Carriage returns? How totally bizarre. Never seen that before.

Yeah, I've been bitten by the carriage return thing before. What gets me is that it's not carriage returns inside the <li> and </li> tags, but the ones between </li> and the next <li> in the list.

I'm also starting my list for redesigning my class website. I went with pMachine this past semester because of its secure areas, and I keep hoping that MT Pro will come out by the next semester with similar features. In any case, I've been considering going back to MT because I use it personally and like its features and the third-party support. I really like how you've used the rollover effect on your nav bar, and all of the content text is clean and easy to read.

And how did you get all of your semester's months to show up?!?

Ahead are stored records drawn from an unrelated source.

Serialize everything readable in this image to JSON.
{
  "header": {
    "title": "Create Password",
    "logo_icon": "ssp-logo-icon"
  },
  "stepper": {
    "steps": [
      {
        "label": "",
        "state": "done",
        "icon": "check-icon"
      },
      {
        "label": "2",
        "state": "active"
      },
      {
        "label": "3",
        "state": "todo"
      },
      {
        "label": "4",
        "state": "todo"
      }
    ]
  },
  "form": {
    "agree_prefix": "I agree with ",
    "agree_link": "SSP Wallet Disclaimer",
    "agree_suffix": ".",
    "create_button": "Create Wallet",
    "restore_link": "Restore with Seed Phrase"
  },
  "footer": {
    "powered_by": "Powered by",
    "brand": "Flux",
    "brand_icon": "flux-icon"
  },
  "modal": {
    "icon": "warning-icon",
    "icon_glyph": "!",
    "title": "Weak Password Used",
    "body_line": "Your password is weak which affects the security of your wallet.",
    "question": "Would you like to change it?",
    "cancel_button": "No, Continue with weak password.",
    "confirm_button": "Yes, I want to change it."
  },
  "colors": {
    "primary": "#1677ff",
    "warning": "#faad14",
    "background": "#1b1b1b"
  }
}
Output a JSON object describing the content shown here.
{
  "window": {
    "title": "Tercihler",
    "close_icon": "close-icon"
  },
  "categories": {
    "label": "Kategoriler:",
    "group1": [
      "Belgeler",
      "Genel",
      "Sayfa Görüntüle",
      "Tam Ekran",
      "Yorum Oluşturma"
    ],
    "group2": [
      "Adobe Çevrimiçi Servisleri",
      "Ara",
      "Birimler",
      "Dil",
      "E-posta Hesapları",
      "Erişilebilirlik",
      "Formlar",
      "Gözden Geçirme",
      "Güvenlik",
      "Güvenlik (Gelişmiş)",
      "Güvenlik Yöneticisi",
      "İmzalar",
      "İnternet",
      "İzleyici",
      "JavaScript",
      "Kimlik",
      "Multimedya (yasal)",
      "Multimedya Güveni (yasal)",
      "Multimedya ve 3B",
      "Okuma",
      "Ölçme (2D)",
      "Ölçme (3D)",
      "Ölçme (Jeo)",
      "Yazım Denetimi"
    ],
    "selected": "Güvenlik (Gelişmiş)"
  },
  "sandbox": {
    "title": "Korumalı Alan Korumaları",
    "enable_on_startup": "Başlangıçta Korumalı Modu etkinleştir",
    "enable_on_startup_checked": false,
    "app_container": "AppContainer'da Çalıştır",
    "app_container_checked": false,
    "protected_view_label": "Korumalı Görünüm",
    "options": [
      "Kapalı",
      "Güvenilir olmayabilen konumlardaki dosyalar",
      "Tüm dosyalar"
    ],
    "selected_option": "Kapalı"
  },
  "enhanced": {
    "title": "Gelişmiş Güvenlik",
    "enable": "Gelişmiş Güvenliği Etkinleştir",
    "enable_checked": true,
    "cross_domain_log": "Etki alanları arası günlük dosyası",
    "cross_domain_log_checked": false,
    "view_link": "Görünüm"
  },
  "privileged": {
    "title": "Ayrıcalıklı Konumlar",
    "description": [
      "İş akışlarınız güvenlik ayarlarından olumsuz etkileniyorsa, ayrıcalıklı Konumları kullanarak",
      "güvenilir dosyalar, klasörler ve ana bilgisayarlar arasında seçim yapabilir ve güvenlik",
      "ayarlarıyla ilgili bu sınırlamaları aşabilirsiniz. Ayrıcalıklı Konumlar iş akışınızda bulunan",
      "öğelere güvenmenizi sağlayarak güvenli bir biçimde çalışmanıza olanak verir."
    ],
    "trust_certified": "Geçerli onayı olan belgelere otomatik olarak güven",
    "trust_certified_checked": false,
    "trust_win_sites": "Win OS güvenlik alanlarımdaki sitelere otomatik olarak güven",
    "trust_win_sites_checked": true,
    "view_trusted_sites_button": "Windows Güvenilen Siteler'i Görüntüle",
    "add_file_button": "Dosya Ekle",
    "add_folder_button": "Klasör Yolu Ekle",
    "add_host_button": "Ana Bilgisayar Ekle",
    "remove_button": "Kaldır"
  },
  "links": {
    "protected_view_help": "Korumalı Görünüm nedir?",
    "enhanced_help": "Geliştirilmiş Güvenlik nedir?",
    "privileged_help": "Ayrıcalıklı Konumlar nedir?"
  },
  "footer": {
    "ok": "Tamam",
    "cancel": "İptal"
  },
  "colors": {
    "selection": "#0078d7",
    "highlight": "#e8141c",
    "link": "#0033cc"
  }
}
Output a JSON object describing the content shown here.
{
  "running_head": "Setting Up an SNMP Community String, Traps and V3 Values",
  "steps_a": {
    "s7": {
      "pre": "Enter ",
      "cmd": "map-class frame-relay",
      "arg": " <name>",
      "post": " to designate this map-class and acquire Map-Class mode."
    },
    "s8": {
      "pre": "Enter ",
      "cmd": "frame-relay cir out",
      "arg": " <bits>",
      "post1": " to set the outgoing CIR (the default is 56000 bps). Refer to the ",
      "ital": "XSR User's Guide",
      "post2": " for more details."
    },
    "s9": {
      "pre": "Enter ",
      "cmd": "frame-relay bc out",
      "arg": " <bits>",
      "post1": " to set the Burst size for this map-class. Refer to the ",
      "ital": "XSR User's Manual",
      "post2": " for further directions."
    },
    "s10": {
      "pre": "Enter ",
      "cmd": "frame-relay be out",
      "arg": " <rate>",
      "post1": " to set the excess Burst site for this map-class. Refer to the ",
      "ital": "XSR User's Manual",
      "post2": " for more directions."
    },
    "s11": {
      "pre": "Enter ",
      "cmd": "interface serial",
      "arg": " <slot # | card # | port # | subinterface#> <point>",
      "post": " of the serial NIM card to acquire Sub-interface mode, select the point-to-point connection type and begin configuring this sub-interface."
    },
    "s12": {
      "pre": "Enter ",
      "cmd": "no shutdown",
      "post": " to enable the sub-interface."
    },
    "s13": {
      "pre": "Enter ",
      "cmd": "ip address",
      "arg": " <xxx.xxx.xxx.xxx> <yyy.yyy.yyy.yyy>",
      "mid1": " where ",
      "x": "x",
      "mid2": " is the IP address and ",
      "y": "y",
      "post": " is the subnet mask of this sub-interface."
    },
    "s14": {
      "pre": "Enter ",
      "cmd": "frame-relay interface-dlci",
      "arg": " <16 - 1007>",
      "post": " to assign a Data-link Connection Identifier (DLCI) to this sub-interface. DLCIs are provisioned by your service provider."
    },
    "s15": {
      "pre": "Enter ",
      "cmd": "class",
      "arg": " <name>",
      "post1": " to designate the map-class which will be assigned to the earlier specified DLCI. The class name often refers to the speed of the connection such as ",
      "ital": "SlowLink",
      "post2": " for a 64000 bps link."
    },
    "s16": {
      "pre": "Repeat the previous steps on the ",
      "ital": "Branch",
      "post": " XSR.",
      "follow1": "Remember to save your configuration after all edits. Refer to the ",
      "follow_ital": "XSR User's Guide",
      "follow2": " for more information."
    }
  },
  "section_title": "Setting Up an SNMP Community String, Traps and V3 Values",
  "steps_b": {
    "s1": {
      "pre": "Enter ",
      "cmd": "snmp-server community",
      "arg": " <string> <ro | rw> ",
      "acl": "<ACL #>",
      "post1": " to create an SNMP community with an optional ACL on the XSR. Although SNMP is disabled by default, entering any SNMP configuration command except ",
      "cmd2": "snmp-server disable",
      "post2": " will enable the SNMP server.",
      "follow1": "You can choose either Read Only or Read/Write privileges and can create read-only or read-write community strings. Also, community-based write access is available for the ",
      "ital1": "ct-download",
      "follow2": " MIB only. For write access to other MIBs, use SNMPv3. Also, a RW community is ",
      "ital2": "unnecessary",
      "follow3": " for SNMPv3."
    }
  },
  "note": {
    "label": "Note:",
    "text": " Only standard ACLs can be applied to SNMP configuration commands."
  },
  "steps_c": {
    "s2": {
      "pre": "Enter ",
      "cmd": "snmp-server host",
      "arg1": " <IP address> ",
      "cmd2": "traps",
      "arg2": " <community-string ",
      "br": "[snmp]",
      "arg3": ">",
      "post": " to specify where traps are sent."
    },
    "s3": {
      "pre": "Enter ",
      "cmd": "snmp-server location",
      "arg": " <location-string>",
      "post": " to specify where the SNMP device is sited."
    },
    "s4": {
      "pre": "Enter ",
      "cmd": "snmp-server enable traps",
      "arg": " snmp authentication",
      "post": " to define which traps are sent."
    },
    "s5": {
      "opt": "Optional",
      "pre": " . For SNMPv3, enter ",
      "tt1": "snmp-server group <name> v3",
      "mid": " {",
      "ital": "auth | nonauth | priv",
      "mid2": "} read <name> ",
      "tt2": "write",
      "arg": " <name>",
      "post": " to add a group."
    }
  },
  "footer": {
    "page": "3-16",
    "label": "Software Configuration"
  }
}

That is so cool looking! (Opera 7.something, W2K)

I've run into that bug too; it seems to happen almost at random.

Mariann, the templates from last quarter's courseware are here, and include the code for the calendar (in the sidebar file). I based it on the information provided by Sillybean's Various Tricks With Archive Calendars.

Like you, I'm hoping that MT Pro will have secure features, and that I can get our department to pony up for it so that we can all use it!

I'll post the templates for the new pages as soon as I'm sure I've squashed the bugs. Probably by Sunday.

I have a weird pet peeve about permalinks for posts which link the word "permalink." Google actually uses the text within the <a> tag to associate words with the document they link; so why not link the title of each post to it's permanent location? Beyond Google, it's just more meaningful that way.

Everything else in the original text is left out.